Mattie Parker is running for Fort Worth mayor again, and any day now, she’ll make it official.

With an emotional police trial in the news before Christmas and a TCU Horned Frogs whirlwind since, there hasn’t been time to roll out a campaign, though she’s said for months that one is coming.

There are exactly three days between TCU’s national championship game Monday and the start of the city’s annual rodeo Friday. That’s when I expect to see Parker and other candidates for Fort Worth mayor and the new 11-member council announce their campaigns for the May 6 elections.

“My intent is to not take any attention away from TCU,” she said Friday, although all that’s left is the speech, balloons and brass band.

Parker, 39 and a parent of three, hinted during her first term that she was unhappy with every child’s game or bedtime kiss missed.

But not unhappy enough to leave after one term when the second-largest Texas A&M System campus, a newly energized Panther Island development and a striking new City Hall are on their way to downtown.

Mayor Mattie Parker chats with Branden Wyatt as classes commence on the first day of school Monday, Aug. 15, 2022, at Clifford Davis Elementary School in Fort Worth.
Mayor Mattie Parker chats with Branden Wyatt as classes commence on the first day of school Monday, Aug. 15, 2022, at Clifford Davis Elementary School in Fort Worth.

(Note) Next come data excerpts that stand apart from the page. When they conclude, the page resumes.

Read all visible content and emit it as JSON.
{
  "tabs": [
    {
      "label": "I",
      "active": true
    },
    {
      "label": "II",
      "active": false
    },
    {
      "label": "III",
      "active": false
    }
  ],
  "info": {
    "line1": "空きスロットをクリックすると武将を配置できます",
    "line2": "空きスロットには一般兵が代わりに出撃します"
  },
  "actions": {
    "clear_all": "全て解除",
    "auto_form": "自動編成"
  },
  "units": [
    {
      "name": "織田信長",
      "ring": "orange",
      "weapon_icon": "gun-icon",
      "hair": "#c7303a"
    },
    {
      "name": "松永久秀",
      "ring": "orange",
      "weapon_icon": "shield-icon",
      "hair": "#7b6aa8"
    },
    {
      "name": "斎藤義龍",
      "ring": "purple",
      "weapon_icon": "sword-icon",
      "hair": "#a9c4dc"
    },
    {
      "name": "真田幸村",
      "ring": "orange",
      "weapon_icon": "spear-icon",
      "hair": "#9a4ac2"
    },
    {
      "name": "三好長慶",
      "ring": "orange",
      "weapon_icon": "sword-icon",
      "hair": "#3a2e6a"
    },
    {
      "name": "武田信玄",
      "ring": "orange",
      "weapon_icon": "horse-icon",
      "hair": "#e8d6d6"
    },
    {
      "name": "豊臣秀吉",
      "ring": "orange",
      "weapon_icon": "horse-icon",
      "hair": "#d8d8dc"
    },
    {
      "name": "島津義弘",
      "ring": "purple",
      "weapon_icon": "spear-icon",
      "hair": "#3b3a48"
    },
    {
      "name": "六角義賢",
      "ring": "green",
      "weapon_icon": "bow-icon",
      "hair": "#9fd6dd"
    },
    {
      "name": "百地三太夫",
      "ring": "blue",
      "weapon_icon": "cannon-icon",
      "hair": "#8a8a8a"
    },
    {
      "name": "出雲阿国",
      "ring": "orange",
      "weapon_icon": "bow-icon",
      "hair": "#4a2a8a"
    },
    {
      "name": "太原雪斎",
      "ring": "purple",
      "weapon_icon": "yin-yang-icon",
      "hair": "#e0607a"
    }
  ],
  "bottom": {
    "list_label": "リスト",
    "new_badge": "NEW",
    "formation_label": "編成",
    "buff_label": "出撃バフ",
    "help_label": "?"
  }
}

“This job is intense,” she said by phone.

The new council will be at least one-third rookies. It will “have some unfinished work ahead,” Parker said, “but a lot of excitement about the future.”

Whenever she announces for re-election, she’ll talk about the issue that propelled her into public service — education and getting Fort Worth children into good jobs.

And she’ll talk about “quality of life.”

In Fort Worth, that basically means holding wildly to the reins as the city’s runaway population climbs past 1 million by the next election in 2025.

Voters passed a bond program last year to add more police patrols, fix street lights faster and add outlying park land.

Past candidates have talked about luring corporate relocations.

But that’s not as widely discussed now that employees can work from anywhere virtually.

Parker said that what matters now is “how we build momentum” and whether the city is a good place to live.

It is not clear whether she will face a high-profile opponent.

Ken Bowens Jr., an occasional speaker during public comment at council meetings, has filed paperwork to raise money for a campaign. So has Chris Rector, who finished ninth in a field of 10 candidates in 2021.

One of the most mentioned potential candidates, state Rep. Ramon Romero, said he won’t oppose Parker and hasn’t heard of anyone running from the Democratic side.

“I don’t know really who would want to run,” he said Friday, preparing for the start Tuesday of the Texas Legislature.

“I think it’d be really hard to see someone running against Mattie, even from the left,” he said. “She has not made everyone 100 percent happy, but she’s done a pretty good job.”

Romero went on: “God knows she puts her heart into it, and what more can you ask from a mayor right now? ... She would be pretty hard to beat.”